Cuidado com os A-X do mesmo naipe, pois um par no flop não é sua intenção principal, mas sim dois pares ou um flush. Muitos iniciantes acreditam piamente que A-3 em um flop A-J-9 é uma excelente mão. Esse é um típico exemplo de que suas decisões serão mais difíceis a cada carta aberta (turn e river). E poker é isso: um jogo de decisões. Você tem que estar no controle da situação, não pode simplesmente jogar por jogar. Suas fichas serão sua vida naquele torneio. Ficar com poucas delas deixa suas escolhas mais complexas e você vai precisar depender apenas das cartas. Parece paradoxal, mas o melhor jeito de não depender das cartas no fim é escolher boas cartas no início. E “boas cartas” são aquelas que lhe abrem leques. Por exemplo, nas fases intermediárias do torneio, suited connectors já podem não ter tanto valor. Então surgem outros fatores, como “steals” – os famosos roubos de blinds – com uma mão inicial não tão forte daquela posição quanto seria no começo do torneio, e reraises em jogadores que abrem raise com mãos iniciais fracas. (Esses dois fatores sozinhos dariam um capítulo de livro).
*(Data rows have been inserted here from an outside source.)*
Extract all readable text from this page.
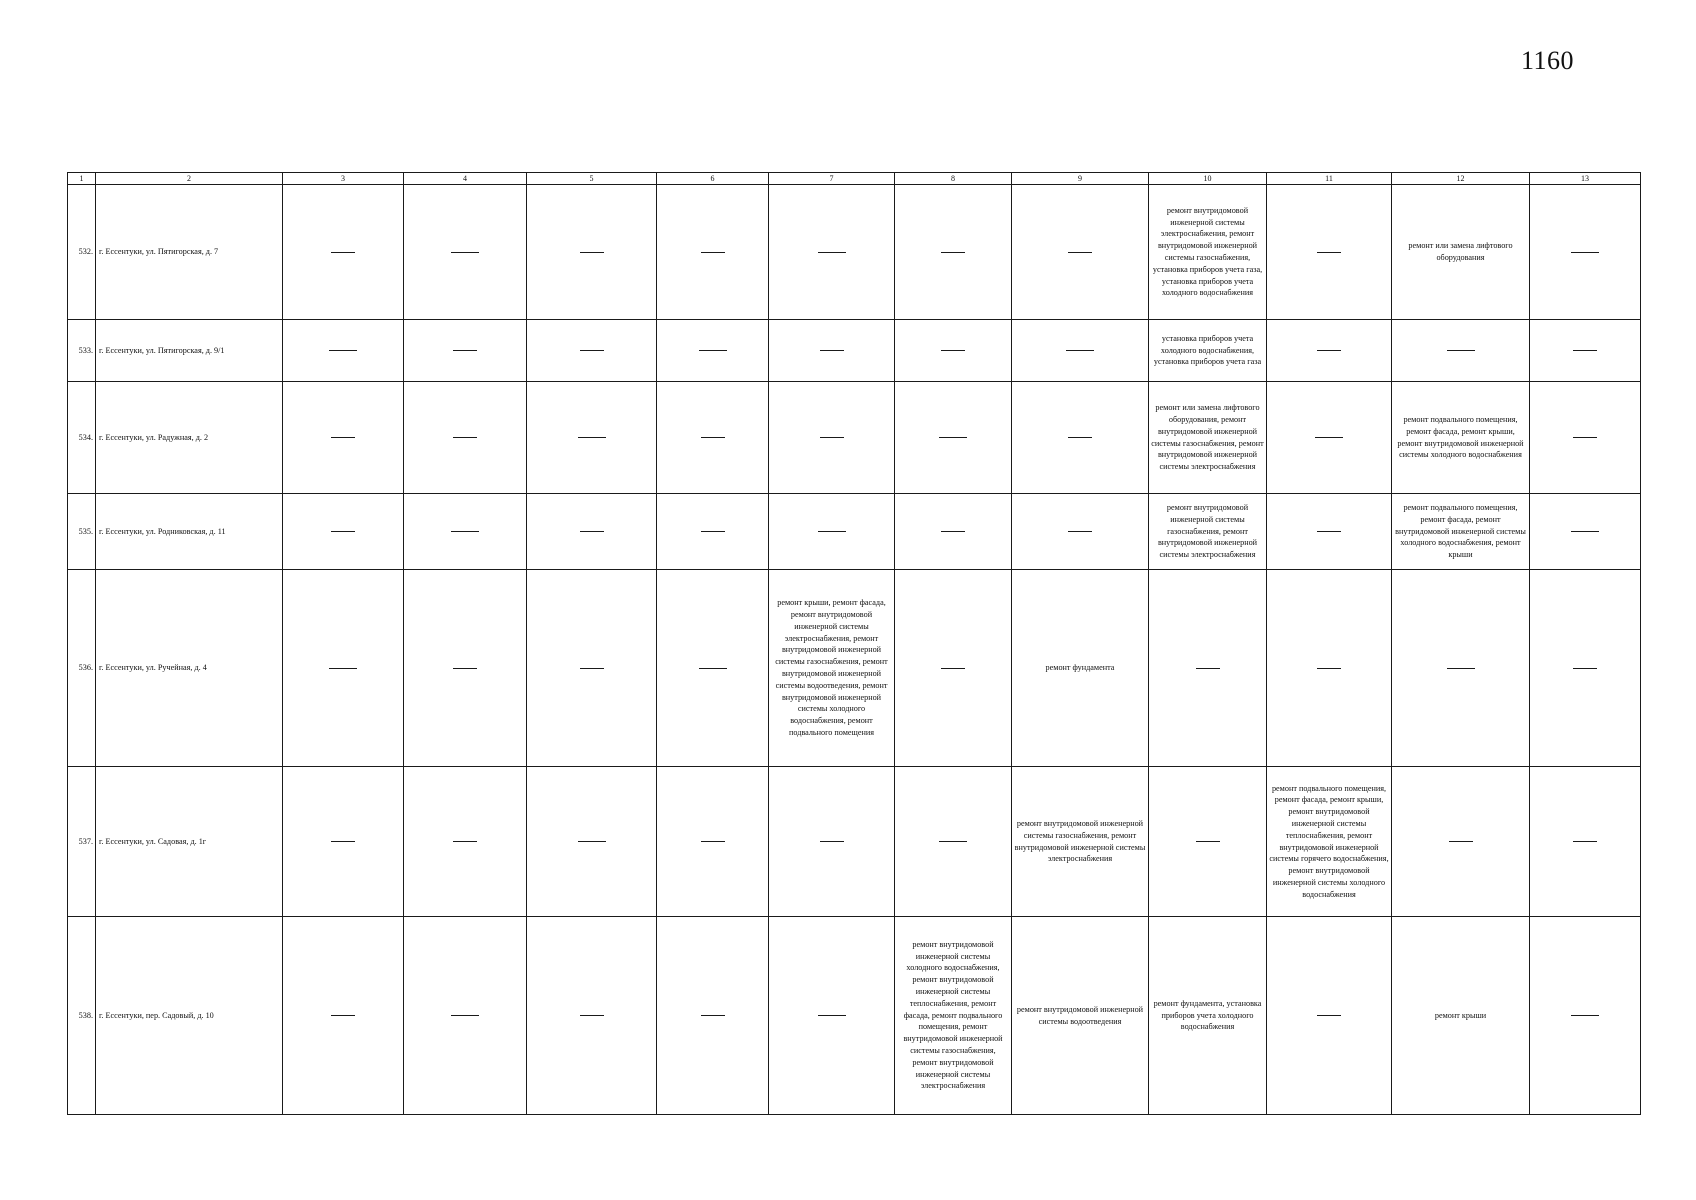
1160
1	2	3	4	5	6	7	8	9	10	11	12	13
532.	г. Ессентуки, ул. Пятигорская, д. 7								ремонт внутридомовой инженерной системы электроснабжения, ремонт внутридомовой инженерной системы газоснабжения, установка приборов учета газа, установка приборов учета холодного водоснабжения		ремонт или замена лифтового оборудования	
533.	г. Ессентуки, ул. Пятигорская, д. 9/1								установка приборов учета холодного водоснабжения, установка приборов учета газа			
534.	г. Ессентуки, ул. Радужная, д. 2								ремонт или замена лифтового оборудования, ремонт внутридомовой инженерной системы газоснабжения, ремонт внутридомовой инженерной системы электроснабжения		ремонт подвального помещения, ремонт фасада, ремонт крыши, ремонт внутридомовой инженерной системы холодного водоснабжения	
535.	г. Ессентуки, ул. Родниковская, д. 11								ремонт внутридомовой инженерной системы газоснабжения, ремонт внутридомовой инженерной системы электроснабжения		ремонт подвального помещения, ремонт фасада, ремонт внутридомовой инженерной системы холодного водоснабжения, ремонт крыши	
536.	г. Ессентуки, ул. Ручейная, д. 4					ремонт крыши, ремонт фасада, ремонт внутридомовой инженерной системы электроснабжения, ремонт внутридомовой инженерной системы газоснабжения, ремонт внутридомовой инженерной системы водоотведения, ремонт внутридомовой инженерной системы холодного водоснабжения, ремонт подвального помещения		ремонт фундамента				
537.	г. Ессентуки, ул. Садовая, д. 1г							ремонт внутридомовой инженерной системы газоснабжения, ремонт внутридомовой инженерной системы электроснабжения		ремонт подвального помещения, ремонт фасада, ремонт крыши, ремонт внутридомовой инженерной системы теплоснабжения, ремонт внутридомовой инженерной системы горячего водоснабжения, ремонт внутридомовой инженерной системы холодного водоснабжения		
538.	г. Ессентуки, пер. Садовый, д. 10						ремонт внутридомовой инженерной системы холодного водоснабжения, ремонт внутридомовой инженерной системы теплоснабжения, ремонт фасада, ремонт подвального помещения, ремонт внутридомовой инженерной системы газоснабжения, ремонт внутридомовой инженерной системы электроснабжения	ремонт внутридомовой инженерной системы водоотведения	ремонт фундамента, установка приборов учета холодного водоснабжения		ремонт крыши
Como eu havia dito no início, existem várias maneiras de se lidar com mãos iniciais. Eu prefiro uma postura mais tight no começo. Sei que existem jogadores com facilidade de leitura e agressividade suficientes para enfrentar qualquer jogador. Mas isso foi construído com base em experiência, estudo e observação minuciosa dos adversários. Já que definimos uma postura, vamos a algumas delas.

Início de Torneio
• Com o objetivo de trincar, qualquer par pequeno ou médio é jogável. Entretanto, recomendo não entrar em potes com reraise, pois lhe custará muitas fichas.
• Pares maiores como Q-Q, K-K, A-A devem ser aumentados, pois são as melhores mãos iniciais do Texas hold’em.
• Suited connectors têm seu valor em sequências e flushes, jogando em posição para agir quando adversário mostrar fraqueza. Eu prefiro jogar acima de 6-7. A-K é uma ótima mão, mas deve ser jogada com cautela no início de torneios, devido ao fato de muitos estarem jogando por trincas e sequências e, aparecendo um único par, não é motivo para se atolar.
• A-X do mesmo naipe devem ser jogados pelo flush ou por dois pares, sendo, nesse caso, utilizados com cautela.



Do Meio Para o Fim

• Pares altos continuam sendo bons, os pequenos devem ser descartados em posições iniciais, e os médios, jogados com cautela (9-9, T-T).Em caso de poucas fichas, os pares médios se tornam boas mãos.
• Suited connectors pequenos (até J-T) perdem valor, salvo em casos de steal nas últimas posições. Mãos como KQ devem ser jogadas com cautela.
• A-X naipados definitivamente se tornam perigosos, pois vão ficar em maus lençóis em muitos flops, fazendo com que você perca muitas fichas. Use-os para roubos imediatos.

Tenho certeza de que vocês já perceberam que o poker não possui uma linha de raciocínio única e rígida. Entretanto, se você traçar uma diretriz e seguir em frente com suas armas, terá boas chances de ser lucrativo no longo prazo.

Nesta edição, nossa já tradicional frase do mês é do escritor francês George Buffon: “A genialidade não é outra coisa senão uma grande aptidão para a paciência”.